Śmierć bliskiej osoby jest jedną z najtrudniejszych sytuacji, z jaką przyszło nam się zmierzyć. Jest rozstaniem i spotkaniem jednocześnie. Bólem, ale i ulgą w cierpieniu. Często trudno nam się ze śmiercią pogodzić, nie jesteśmy na nią gotowi i nie chcemy żeby nadeszła. Śmierć jest jednak naturalnym aspektem życia. Nie zależnie od tego, jak ją postrzegamy, czy jako ostateczny koniec istnienia, czy jako moment oddechu przed następnym wcieleniem, czy też jako narodziny do życia wiecznego.
Każda osoba w naszym życiu jest pewnym darem. Mimo, że fizycznie nie może być już z nami, jest obecna w naszych sercach, wspomnieniach i życiowych lekcjach, dzięki którym możemy uczyć się być lepszymi ludźmi.
Rozstania zawsze są trudne. Wymagają od nas ogromnych pokładów siły, ale i uczą nas pokory, pomagając nam pojąć naturę tego świata.

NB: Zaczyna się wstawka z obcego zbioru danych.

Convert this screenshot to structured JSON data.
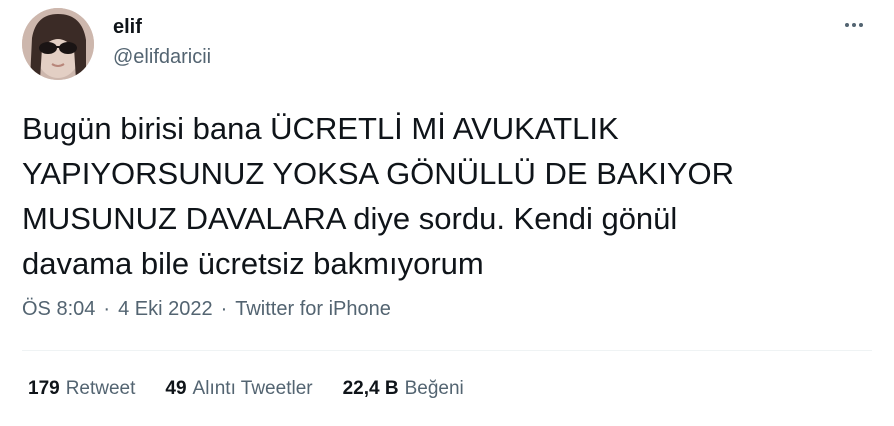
{
  "author": {
    "name": "elif",
    "handle": "@elifdaricii"
  },
  "tweet": {
    "text": "Bugün birisi bana ÜCRETLİ Mİ AVUKATLIK\nYAPIYORSUNUZ YOKSA GÖNÜLLÜ DE BAKIYOR\nMUSUNUZ DAVALARA diye sordu. Kendi gönül\ndavama bile ücretsiz bakmıyorum",
    "time": "ÖS 8:04",
    "date": "4 Eki 2022",
    "source": "Twitter for iPhone",
    "separator": "·"
  },
  "stats": {
    "retweets": {
      "value": "179",
      "label": "Retweet"
    },
    "quotes": {
      "value": "49",
      "label": "Alıntı Tweetler"
    },
    "likes": {
      "value": "22,4 B",
      "label": "Beğeni"
    }
  },
  "icons": {
    "more": "more-options-icon"
  },
  "colors": {
    "primary_text": "#0f1419",
    "secondary_text": "#536471",
    "divider": "#eff3f4"
  }
}
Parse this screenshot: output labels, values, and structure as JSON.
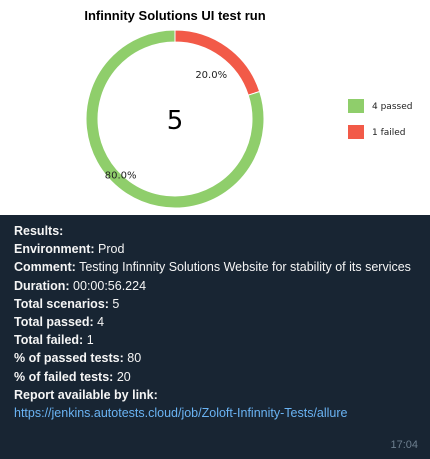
{
  "chart_data": {
    "type": "pie",
    "title": "Infinnity Solutions UI test run",
    "center_value": "5",
    "categories": [
      "4 passed",
      "1 failed"
    ],
    "values": [
      4,
      1
    ],
    "slice_labels": [
      "80.0%",
      "20.0%"
    ],
    "colors": [
      "#8fce6b",
      "#f25a48"
    ],
    "legend_position": "right"
  },
  "results": {
    "heading": "Results:",
    "environment_label": "Environment:",
    "environment_value": "Prod",
    "comment_label": "Comment:",
    "comment_value": "Testing Infinnity Solutions Website for stability of its services",
    "duration_label": "Duration:",
    "duration_value": "00:00:56.224",
    "total_scenarios_label": "Total scenarios:",
    "total_scenarios_value": "5",
    "total_passed_label": "Total passed:",
    "total_passed_value": "4",
    "total_failed_label": "Total failed:",
    "total_failed_value": "1",
    "passed_pct_label": "% of passed tests:",
    "passed_pct_value": "80",
    "failed_pct_label": "% of failed tests:",
    "failed_pct_value": "20",
    "report_label": "Report available by link:",
    "report_link": "https://jenkins.autotests.cloud/job/Zoloft-Infinnity-Tests/allure"
  },
  "message": {
    "time": "17:04"
  }
}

Ból związany z odejściem kogoś nam bliskiego jest okrutnym doświadczeniem. Ale ból też jest naturalną częścią życia.
O ironio, ten właśnie ból może pokierować nas do jednego z najcenniejszych uczuć, wdzięczności. Wspominając zmarłego, w pewnym sensie odnajdujemy go na nowo, to jaki był, co nam dał, pokazał i czego nas nauczył. Nie możemy cofnąć czasu, niektórej pustki nie sposób wypełnić, ale możemy być wdzięczni, że choć przez chwilę mogliśmy być razem, mieliśmy zaszczyt poznać osobę, która sprawiła, że nasze życie było piękniejsze.
Humanistyczna ceremonia pożegnania daję nam możliwość uczcić życie zmarłego i z szacunkiem pożegnać go tak, jak on by sobie tego życzył oraz jak my tego potrzebujemy.

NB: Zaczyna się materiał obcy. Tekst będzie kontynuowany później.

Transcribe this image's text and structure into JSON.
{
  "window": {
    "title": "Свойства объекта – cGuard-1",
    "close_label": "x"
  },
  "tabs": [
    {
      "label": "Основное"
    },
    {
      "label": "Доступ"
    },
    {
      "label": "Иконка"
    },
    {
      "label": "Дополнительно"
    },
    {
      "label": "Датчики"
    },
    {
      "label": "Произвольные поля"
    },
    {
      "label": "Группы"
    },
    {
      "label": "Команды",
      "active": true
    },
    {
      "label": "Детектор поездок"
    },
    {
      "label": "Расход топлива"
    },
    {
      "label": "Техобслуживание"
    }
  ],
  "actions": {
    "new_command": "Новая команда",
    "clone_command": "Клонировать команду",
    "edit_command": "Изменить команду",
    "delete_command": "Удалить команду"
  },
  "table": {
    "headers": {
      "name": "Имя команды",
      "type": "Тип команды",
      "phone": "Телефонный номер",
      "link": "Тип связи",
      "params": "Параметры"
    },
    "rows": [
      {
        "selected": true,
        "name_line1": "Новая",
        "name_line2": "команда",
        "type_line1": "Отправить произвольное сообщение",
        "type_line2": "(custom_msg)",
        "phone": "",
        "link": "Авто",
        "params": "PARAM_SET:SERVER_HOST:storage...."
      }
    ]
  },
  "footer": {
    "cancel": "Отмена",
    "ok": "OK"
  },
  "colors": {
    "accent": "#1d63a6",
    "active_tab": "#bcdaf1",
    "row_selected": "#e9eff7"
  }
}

To bardzo ważne, żeby w tak trudnej chwili móc wyrazić swoje emocje, czuć wsparcie i zrozumienie osoby prowadzącej tę uroczystość. Niezależnie od tego, czy chcemy pożegnać się ze zmarłym krótko i zwięźle, czy też bogatym i rozbudowanym rytuałem, jest to istotny moment, który każdy powinien mieć prawo przeżyć po swojemu.